Wednesday, April 13, 2011
A Call to Grace
By: Esther J. Archer
The slew of Christian-themed movies hitting theaters in recent years has caused different reactions from moviegoers. Some of these movies are done well, and others make you walk away from the theater ashamed that you paid the price of admission and popcorn.
The Grace Card, in this author’s opinion, is the best film in this recent trend because it is authentic, and instead of throwing “God” in the face of the viewer, it displays God’s grace for all to see.
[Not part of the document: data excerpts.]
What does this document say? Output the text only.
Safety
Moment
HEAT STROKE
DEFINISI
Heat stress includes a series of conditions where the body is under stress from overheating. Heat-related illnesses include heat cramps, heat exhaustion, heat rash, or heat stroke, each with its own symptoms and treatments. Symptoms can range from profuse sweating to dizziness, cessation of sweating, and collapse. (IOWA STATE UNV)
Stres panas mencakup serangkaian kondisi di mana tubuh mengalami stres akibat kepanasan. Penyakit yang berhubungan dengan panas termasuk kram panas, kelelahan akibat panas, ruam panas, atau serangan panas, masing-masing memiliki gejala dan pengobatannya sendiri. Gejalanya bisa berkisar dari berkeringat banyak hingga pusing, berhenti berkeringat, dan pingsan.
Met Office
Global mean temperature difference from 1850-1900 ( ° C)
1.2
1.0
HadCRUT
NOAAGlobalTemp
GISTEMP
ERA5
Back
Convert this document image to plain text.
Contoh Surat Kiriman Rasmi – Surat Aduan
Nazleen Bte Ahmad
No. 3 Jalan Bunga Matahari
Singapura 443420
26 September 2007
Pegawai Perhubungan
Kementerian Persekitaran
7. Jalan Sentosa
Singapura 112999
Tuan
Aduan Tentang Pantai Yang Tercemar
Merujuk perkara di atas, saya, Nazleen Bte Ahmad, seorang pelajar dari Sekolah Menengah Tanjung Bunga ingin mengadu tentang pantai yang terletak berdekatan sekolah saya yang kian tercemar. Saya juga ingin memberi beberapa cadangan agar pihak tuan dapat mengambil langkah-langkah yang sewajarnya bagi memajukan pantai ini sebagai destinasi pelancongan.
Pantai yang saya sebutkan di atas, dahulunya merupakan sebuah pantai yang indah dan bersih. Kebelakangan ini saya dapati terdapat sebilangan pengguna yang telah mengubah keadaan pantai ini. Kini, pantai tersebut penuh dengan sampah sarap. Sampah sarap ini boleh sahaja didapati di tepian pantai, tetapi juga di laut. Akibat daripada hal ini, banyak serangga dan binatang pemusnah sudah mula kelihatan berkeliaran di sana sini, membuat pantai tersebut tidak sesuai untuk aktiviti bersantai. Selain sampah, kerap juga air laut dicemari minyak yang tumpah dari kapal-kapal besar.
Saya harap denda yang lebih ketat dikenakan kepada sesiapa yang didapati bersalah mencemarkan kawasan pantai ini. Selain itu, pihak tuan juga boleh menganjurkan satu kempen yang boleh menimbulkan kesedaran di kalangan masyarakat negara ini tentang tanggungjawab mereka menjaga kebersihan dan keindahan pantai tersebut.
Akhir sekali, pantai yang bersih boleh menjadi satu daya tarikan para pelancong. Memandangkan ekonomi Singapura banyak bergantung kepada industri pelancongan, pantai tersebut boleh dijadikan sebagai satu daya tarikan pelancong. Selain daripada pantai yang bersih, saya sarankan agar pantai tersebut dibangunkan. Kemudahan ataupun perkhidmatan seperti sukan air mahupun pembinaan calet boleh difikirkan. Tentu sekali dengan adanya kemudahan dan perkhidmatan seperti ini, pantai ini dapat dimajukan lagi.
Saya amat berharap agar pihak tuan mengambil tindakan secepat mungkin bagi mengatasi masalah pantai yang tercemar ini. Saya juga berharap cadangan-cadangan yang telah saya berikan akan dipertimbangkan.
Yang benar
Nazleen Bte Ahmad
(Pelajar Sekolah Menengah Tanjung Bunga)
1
Mac McDonald's life is falling apart. His wife is seeing a counselor because of their marital and family issues, he was passed over for a promotion in the Memphis police department because of his attitude, and his son is using drugs and failing out of private school. Mac believes all of his problems started with the accidental death of his other son 17 years earlier, when he was hit by a suspect during a police chase.
What Mac does not realize is that bitterness and racism have been overtaking his heart and alienating him from those that love and care for him. To make matters even worse, he's forcibly partnered with the African-American man who received his promotion. Now they have to spend countless hours a day on patrol with each other.
Sam, an African-American minister, is an officer for the Memphis Police Department because his new church cannot afford to bring him on full time. His heart is torn between doing "the Lord's work" and the "worldly" job that allows him to pay the bills and feed his family. Now his new partner Mac is taking things out on him, and Sam has a crisis of faith. How can he as a representative of God, not only in the pulpit but in his daily life, hate his brother?
It confuses and hurts Sam that Mac’s hatred, distrust, and emotional detachment toward him are undeserved. Even when they are in pursuit of an armed gunman, Mac breaks protocol and goes it alone without Sam as backup.
Sam realizes that he acts “nice” towards Mac, but he knows his inner motivation is not love, so his niceness is of no lasting value. He considers quitting the force altogether and just trusting God to provide the money for his ministry, but he has no clear direction from God about whether he should leave. It takes a visit with his grandfather and a look at an old family document to shift Sam’s focus and start a chain reaction of grace.
The Grace Card may be a Christian movie, but it is one with great audacity. It does not tread lightly around issues of racism, forgiveness, and grace. This is a challenging movie for those on both sides of prejudice. It demonstrates that bitterness or wrong feelings toward anyone because of his or her ethnicity, personality, or beliefs is not acceptable behavior from a civilized human being, let alone a believer in God.
On the other side of the coin, it calls for those who have been wronged to forgive the offender and give grace, especially if the other person’s attitude is still seeped in sin and bitterness. If we only love those who like or love us, what use is our love to the world? We are called by Christ to love our enemies and pray for those who persecute us (Matthew 5:44). However, most of the time we tend to respond in our flesh and return evil for evil.
The feel of this movie is authentic and simply perfect. Immediately, from the opening credits, you sense the Memphis blues feel in the air. The cinematography is beautiful and gritty, a mirror image of the city. The acting is a bit campy in parts, but Louis Gossett, Jr., as Sam's grandfather, gives the class and stability the movie needed to make it an excellent viewing choice. Watching the story unfold (with a few surprise twists!) was an enjoyable experience, leading me to strongly recommend it both for movie lovers and for those who love grace.